O Globo mostra como Sidônio acumulou desafetos e revela estratégias para enfrentar “fogo amigo” e manter influência em Brasília
Uma reportagem publicada pelo jornal O Globo neste domingo (7), assinada pela jornalista Jeniffer Gularte, detalha os bastidores da atuação do ministro da Secretaria de Comunicação Social (Secom), Sidônio Palmeira, e revela como o marqueteiro da campanha presidencial de Luiz Inácio Lula da Silva (PT) em 2022 se tornou uma das figuras mais influentes do atual governo.
Segundo a publicação, Sidônio assumiu a Secom em janeiro de 2025 com ampla autonomia concedida pelo presidente Lula e passou a participar diretamente de discussões que vão muito além da comunicação institucional. O ministro teria conquistado espaço nas principais decisões estratégicas do Palácio do Planalto, acumulando influência em áreas como economia, segurança pública e formulação de programas governamentais.
A reportagem relata que a atuação de Sidônio também gerou resistências dentro do próprio governo. Apelidado nos bastidores de “grilo falante de Lula” e “ministro polvo”, ele teria colecionado desafetos ao interferir em temas tradicionalmente ligados a outras pastas. Entre os episódios citados está sua atuação durante a crise envolvendo o monitoramento de transações financeiras e o Pix, quando defendeu a revogação da medida após a repercussão negativa nas redes sociais.
De acordo com O Globo, Sidônio consolidou uma metodologia baseada em pesquisas, monitoramento de redes sociais e grupos focais para orientar decisões do governo. A prática fez com que integrantes da administração passassem a classificá-lo como alguém que “governa por tracking”, em referência ao acompanhamento constante da opinião pública.
A reportagem também aponta que o ministro teve participação relevante em debates sobre a chamada “taxa das blusinhas”, nas estratégias de comunicação durante a crise dos descontos indevidos do INSS e em discussões relacionadas à segurança pública. Em alguns casos, suas posições prevaleceram; em outros, encontraram resistência de ministros e auxiliares do presidente.

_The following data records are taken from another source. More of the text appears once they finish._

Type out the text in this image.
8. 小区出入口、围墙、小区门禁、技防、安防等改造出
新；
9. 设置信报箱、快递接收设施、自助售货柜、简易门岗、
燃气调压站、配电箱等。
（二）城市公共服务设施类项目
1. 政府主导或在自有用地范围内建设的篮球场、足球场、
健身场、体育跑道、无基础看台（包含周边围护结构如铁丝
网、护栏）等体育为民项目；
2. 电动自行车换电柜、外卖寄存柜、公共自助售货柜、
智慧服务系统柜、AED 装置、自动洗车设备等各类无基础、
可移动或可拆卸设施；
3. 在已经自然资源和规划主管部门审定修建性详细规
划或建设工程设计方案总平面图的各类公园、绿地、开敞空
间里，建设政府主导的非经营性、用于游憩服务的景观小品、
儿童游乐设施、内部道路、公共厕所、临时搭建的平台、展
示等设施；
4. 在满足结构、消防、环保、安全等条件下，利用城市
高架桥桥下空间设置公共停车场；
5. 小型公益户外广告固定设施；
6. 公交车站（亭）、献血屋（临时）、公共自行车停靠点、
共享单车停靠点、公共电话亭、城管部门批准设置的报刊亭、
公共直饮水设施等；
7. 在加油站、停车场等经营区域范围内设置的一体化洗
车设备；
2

Outro ponto destacado pela publicação é a aposta da Secom em comunicação digital. Segundo os dados citados, o governo ampliou significativamente os investimentos em impulsionamento de conteúdo nas redes sociais e plataformas digitais desde a chegada de Sidônio ao comando da pasta. A estratégia teria contribuído para o crescimento do alcance dos perfis oficiais do governo federal.
A matéria ainda relata que Sidônio se tornou um dos principais conselheiros de Lula e passou a defender que a comunicação não deve apenas divulgar ações governamentais, mas também influenciar a formulação de políticas públicas a partir da percepção da população.
“Não se pode governar ao lado do povo brasileiro sem escutar o povo brasileiro. Quem escuta o povo brasileiro é a Secom”, afirmou o ministro em declaração reproduzida pela reportagem.
A publicação conclui que, apesar das críticas internas e disputas de espaço dentro do governo, Sidônio Palmeira segue como um dos auxiliares mais próximos de Lula e uma das figuras centrais na estratégia política e de comunicação da atual gestão.